Back at the guesthouse, we sat inside the yurt that was used as a dining room. We asked for boiling water. The look of disapproval on the middle aged woman running the place was a story in itself! I shrugged, I did not fancy a trip to the hospital.
The dining room had small jars of jam, uncovered,  sugar, bread and others foods in one table. And lots of flies around making the most of it! Nice!
I have observed food covered in flies often enough to convinced me not to touch anything! Best to be avoided!
We ate our chemical pot noodles. 
 
As there was nothing much to do, we had an early night and asked for breakfast at 7:30. 
 
 
Day 78 – Saturday 27th August – Kochkor – 310 kms
 
I was up and around very early. We packed everything and we were ready for breakfast at 7:30. We asked for green tea only but yesterday’s bowl of bread and croissants were still there. The woman also brought some butter covered with sugar and unidentified stuff. Happy flies! 
 
After having our tea, we were ready to go.
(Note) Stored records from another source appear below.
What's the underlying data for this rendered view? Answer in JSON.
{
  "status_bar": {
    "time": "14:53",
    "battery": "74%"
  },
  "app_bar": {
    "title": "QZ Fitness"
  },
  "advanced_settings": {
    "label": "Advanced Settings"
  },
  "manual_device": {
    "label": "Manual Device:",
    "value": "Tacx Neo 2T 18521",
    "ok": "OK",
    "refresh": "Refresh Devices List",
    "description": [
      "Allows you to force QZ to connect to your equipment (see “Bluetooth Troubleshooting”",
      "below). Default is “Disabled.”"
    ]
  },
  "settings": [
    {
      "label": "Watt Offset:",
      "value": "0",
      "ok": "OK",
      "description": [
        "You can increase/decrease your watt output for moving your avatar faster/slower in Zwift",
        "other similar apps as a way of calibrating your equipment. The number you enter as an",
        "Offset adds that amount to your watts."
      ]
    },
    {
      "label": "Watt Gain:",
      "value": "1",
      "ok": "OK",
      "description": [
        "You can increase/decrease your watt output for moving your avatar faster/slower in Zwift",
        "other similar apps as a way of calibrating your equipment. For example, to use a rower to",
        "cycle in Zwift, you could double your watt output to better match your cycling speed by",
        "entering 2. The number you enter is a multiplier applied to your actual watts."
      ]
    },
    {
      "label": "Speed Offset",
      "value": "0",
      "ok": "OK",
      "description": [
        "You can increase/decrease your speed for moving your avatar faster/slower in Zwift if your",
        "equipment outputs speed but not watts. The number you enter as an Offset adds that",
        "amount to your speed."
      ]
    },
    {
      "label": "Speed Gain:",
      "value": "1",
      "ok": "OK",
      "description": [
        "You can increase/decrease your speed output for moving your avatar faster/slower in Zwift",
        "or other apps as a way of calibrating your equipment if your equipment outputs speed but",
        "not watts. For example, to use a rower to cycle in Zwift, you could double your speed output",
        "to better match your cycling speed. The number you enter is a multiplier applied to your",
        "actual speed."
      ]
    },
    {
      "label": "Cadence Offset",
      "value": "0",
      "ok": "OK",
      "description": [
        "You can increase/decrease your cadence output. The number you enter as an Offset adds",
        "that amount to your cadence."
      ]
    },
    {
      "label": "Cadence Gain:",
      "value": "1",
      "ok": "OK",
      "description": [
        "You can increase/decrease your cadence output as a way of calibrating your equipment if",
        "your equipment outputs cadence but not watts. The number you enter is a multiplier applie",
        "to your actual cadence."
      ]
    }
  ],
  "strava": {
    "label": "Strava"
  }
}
There are places, no matter how simple it is, you feel at ease. Some places are the opposite and you can not wait to leave. That place was one of those were I just want noted to get back on the road as quickly as possible! 
 
The first 80 kms out of Kazarman, we rode a very bad gravel road. It was also very busy as it joined to the main road to Naryn.
 
Eventually we took the turn toward the Moldo Ashuu pass…. No one but tourists would use it. We stopped at the turn off, near a derelict bus station, to have a drink and eat few peanuts.
 
Then it was time to negotiate the stunning pass. 
 
We met some cyclists on the way and we had a good chat with them. They were on a 3 years tour! 
 

The climb to the pass was spectacular. Shame we don’t have good pictures of it! 

 

From the pass, we followed the gravel road to the Song Kul lake, another major tourist point. It is set at 3000 m altitude, and with the many yurt settlements and animals roaming free, it is a bit picture perfect! 

 
 
The road went along the lake and through another pass. 
 
 
 
We finally picked the main road to Bishkek. 
 
We arrived in Kochkor by late afternoon. 
We rode straight to the hotel Adamkaliy. We had been staying there one night, three weeks ago, on our way to Naryn. We had liked the place and the family was welcoming and friendly. 
 
The place was empty this time so we took a room with private bathroom! Luxury! 
 
It is funny how perception can change. After so much time in little places, Kochkor seemed almost like the height of civilisation! It had a mini market that  actually had stuff you wanted to buy, and aisles, so you can pick your stuff yourself , rather than ask someone over the counter and pointing ; it had a touristic cafe with a menu in English and food that would not cause too much problems to our stomach…. Civilisation!